Certain longstanding regulations that were not at issue in Mayo Found. allowed the student FICA tax exemption under section 3121(b)(10) to students who worked for their schools "as an incident to and for purposes of pursuing a course of study." Sec. 31.3121(b)(10)-2(d), Employment Tax Regs; see Mayo Found., 562 U.S. at 49. A determination of whether an individual's work was "incident" to the individual's studies had been made under those regulations on a case-by-case analysis. That case-by-case analysis was no longer required under certain regulations that the Treasury Secretary promulgated, effective for 2005, and that were at issue in Mayo Found. See Mayo Found., 562 U.S. at 49-50.

The regulations that were at issue in Mayo Found. provide that "[t]he services of a full-time employee", as defined by the employer's policies, but in any event including any employee who is normally scheduled to work 40 hours or more each week, "are not incident to and for the purpose of pursuing a course of study." Sec. 31.3121(b)(10)-2(d)(3)(iii), Employment Tax Regs.; see Mayo Found., 562 U.S. at 50-51. (We shall refer to the regulations at issue in Mayo Found. as the full-time employee regulations.)
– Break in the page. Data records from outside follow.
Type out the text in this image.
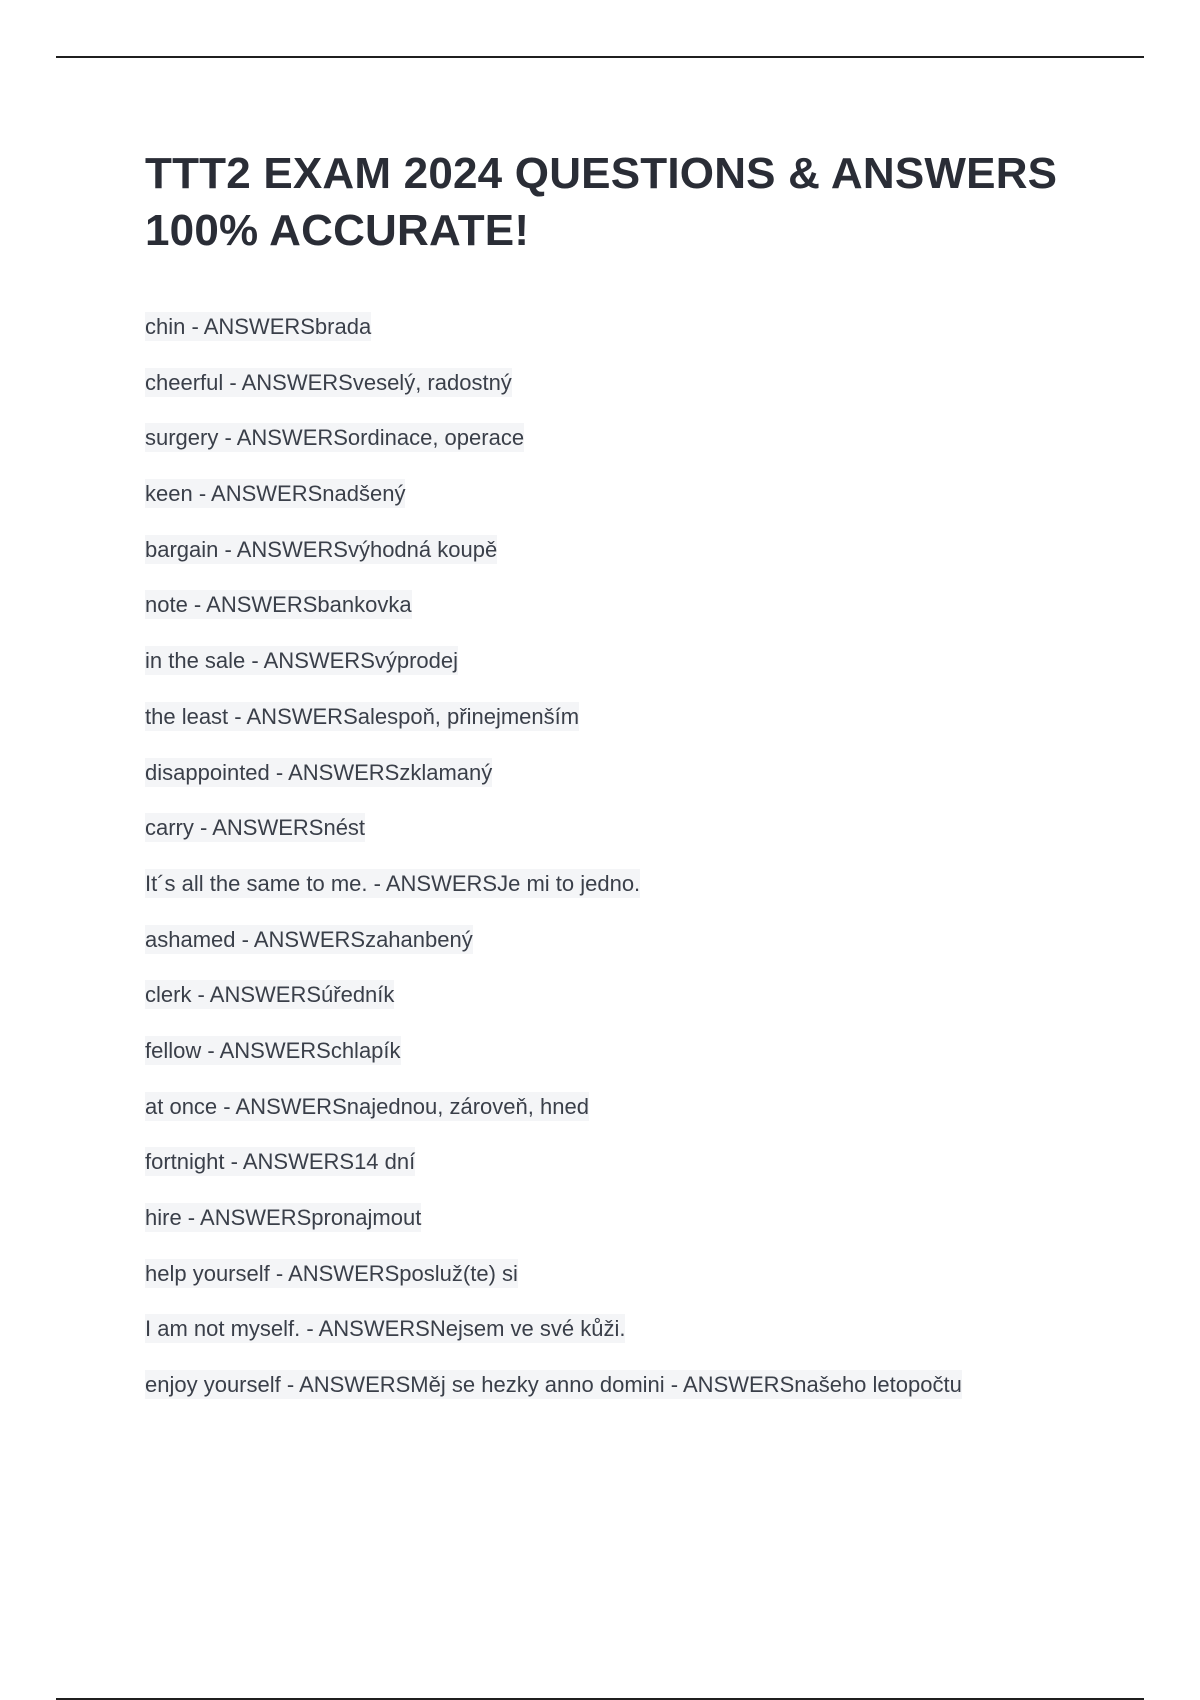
TTT2 EXAM 2024 QUESTIONS & ANSWERS 100% ACCURATE!
chin - ANSWERSbrada
cheerful - ANSWERSveselý, radostný
surgery - ANSWERSordinace, operace
keen - ANSWERSnadšený
bargain - ANSWERSvýhodná koupě
note - ANSWERSbankovka
in the sale - ANSWERSvýprodej
the least - ANSWERSalespoň, přinejmenším
disappointed - ANSWERSzklamaný
carry - ANSWERSnést
It´s all the same to me. - ANSWERSJe mi to jedno.
ashamed - ANSWERSzahanbený
clerk - ANSWERSúředník
fellow - ANSWERSchlapík
at once - ANSWERSnajednou, zároveň, hned
fortnight - ANSWERS14 dní
hire - ANSWERSpronajmout
help yourself - ANSWERSposluž(te) si
I am not myself. - ANSWERSNejsem ve své kůži.
enjoy yourself - ANSWERSMěj se hezky anno domini - ANSWERSnašeho letopočtu
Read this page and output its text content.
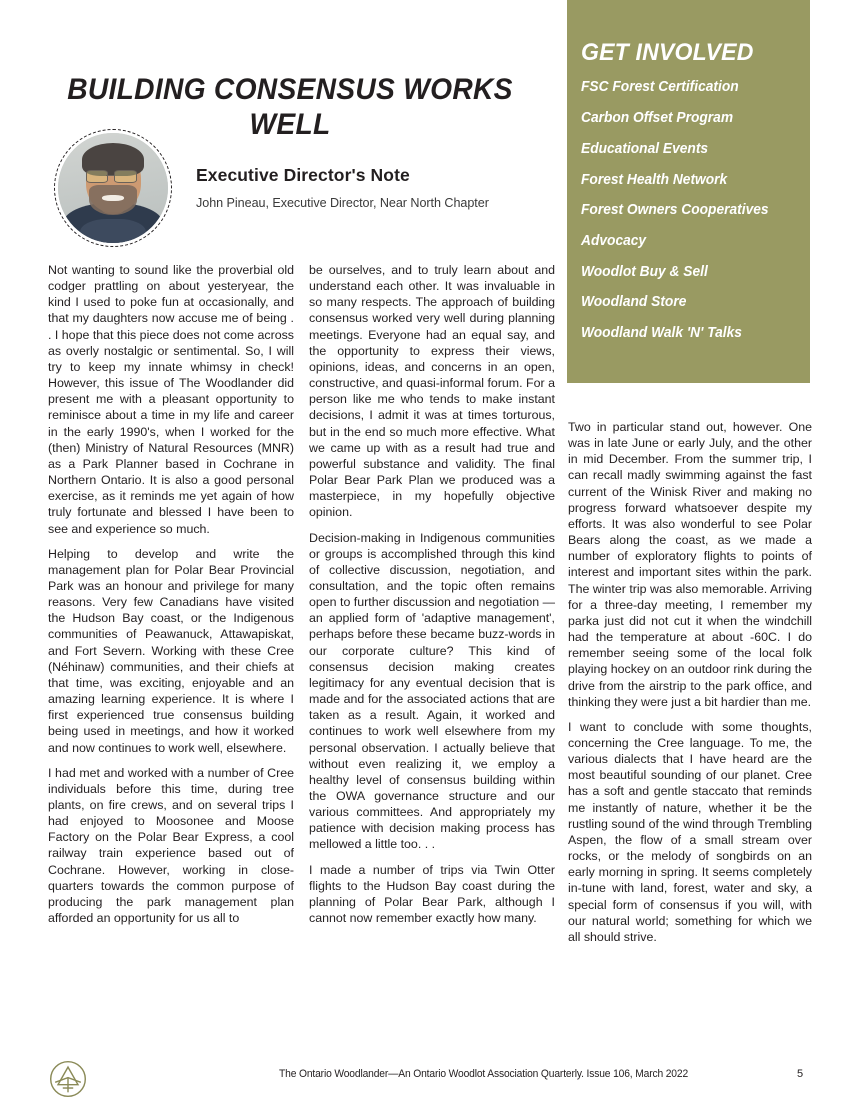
GET INVOLVED
FSC Forest Certification
Carbon Offset Program
Educational Events
Forest Health Network
Forest Owners Cooperatives
Advocacy
Woodlot Buy & Sell
Woodland Store
Woodland Walk 'N' Talks
BUILDING CONSENSUS WORKS WELL
Executive Director's Note
John Pineau, Executive Director, Near North Chapter

Not wanting to sound like the proverbial old codger prattling on about yesteryear, the kind I used to poke fun at occasionally, and that my daughters now accuse me of being . . I hope that this piece does not come across as overly nostalgic or sentimental. So, I will try to keep my innate whimsy in check! However, this issue of The Woodlander did present me with a pleasant opportunity to reminisce about a time in my life and career in the early 1990's, when I worked for the (then) Ministry of Natural Resources (MNR) as a Park Planner based in Cochrane in Northern Ontario. It is also a good personal exercise, as it reminds me yet again of how truly fortunate and blessed I have been to see and experience so much.

Helping to develop and write the management plan for Polar Bear Provincial Park was an honour and privilege for many reasons. Very few Canadians have visited the Hudson Bay coast, or the Indigenous communities of Peawanuck, Attawapiskat, and Fort Severn. Working with these Cree (Néhinaw) communities, and their chiefs at that time, was exciting, enjoyable and an amazing learning experience. It is where I first experienced true consensus building being used in meetings, and how it worked and now continues to work well, elsewhere.

I had met and worked with a number of Cree individuals before this time, during tree plants, on fire crews, and on several trips I had enjoyed to Moosonee and Moose Factory on the Polar Bear Express, a cool railway train experience based out of Cochrane. However, working in close-quarters towards the common purpose of producing the park management plan afforded an opportunity for us all to

be ourselves, and to truly learn about and understand each other. It was invaluable in so many respects. The approach of building consensus worked very well during planning meetings. Everyone had an equal say, and the opportunity to express their views, opinions, ideas, and concerns in an open, constructive, and quasi-informal forum. For a person like me who tends to make instant decisions, I admit it was at times torturous, but in the end so much more effective. What we came up with as a result had true and powerful substance and validity. The final Polar Bear Park Plan we produced was a masterpiece, in my hopefully objective opinion.

Decision-making in Indigenous communities or groups is accomplished through this kind of collective discussion, negotiation, and consultation, and the topic often remains open to further discussion and negotiation — an applied form of 'adaptive management', perhaps before these became buzz-words in our corporate culture? This kind of consensus decision making creates legitimacy for any eventual decision that is made and for the associated actions that are taken as a result. Again, it worked and continues to work well elsewhere from my personal observation. I actually believe that without even realizing it, we employ a healthy level of consensus building within the OWA governance structure and our various committees. And appropriately my patience with decision making process has mellowed a little too. . .

I made a number of trips via Twin Otter flights to the Hudson Bay coast during the planning of Polar Bear Park, although I cannot now remember exactly how many.

Two in particular stand out, however. One was in late June or early July, and the other in mid December. From the summer trip, I can recall madly swimming against the fast current of the Winisk River and making no progress forward whatsoever despite my efforts. It was also wonderful to see Polar Bears along the coast, as we made a number of exploratory flights to points of interest and important sites within the park. The winter trip was also memorable. Arriving for a three-day meeting, I remember my parka just did not cut it when the windchill had the temperature at about -60C. I do remember seeing some of the local folk playing hockey on an outdoor rink during the drive from the airstrip to the park office, and thinking they were just a bit hardier than me.

I want to conclude with some thoughts, concerning the Cree language. To me, the various dialects that I have heard are the most beautiful sounding of our planet. Cree has a soft and gentle staccato that reminds me instantly of nature, whether it be the rustling sound of the wind through Trembling Aspen, the flow of a small stream over rocks, or the melody of songbirds on an early morning in spring. It seems completely in-tune with land, forest, water and sky, a special form of consensus if you will, with our natural world; something for which we all should strive.

The Ontario Woodlander—An Ontario Woodlot Association Quarterly. Issue 106, March 2022	5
The Mayo organizations commenced an action for refunds of the FICA taxes that they had withheld on the so-called stipends that they had paid to their respective residents during the second quarter of 2005. In support of their entitlement to the refund that they sought, it was the position of the Mayo organizations that their respective residents qualified for the student FICA tax exemption and that the full-time employee regulations were invalid. See Mayo Found., 562 U.S. at 51. In support of that position, the Mayo organizations argued that under the step one analysis of Chevron the text of the statute involved is unambiguous and that "the dictionary definition of 'student' * * * plainly encompasses residents." Id. at 51-52.

In Mayo Found., the Supreme Court specifically rejected the Mayo organizations' argument under the step one analysis of Chevron that the statute in question there was unambiguous, at least insofar as it applied to working professionals. The Supreme Court held that that statute did not "'speak[ ] with the precision necessary to say definitively whether * * * [it] applies to' medical residents." Id. at 52-53.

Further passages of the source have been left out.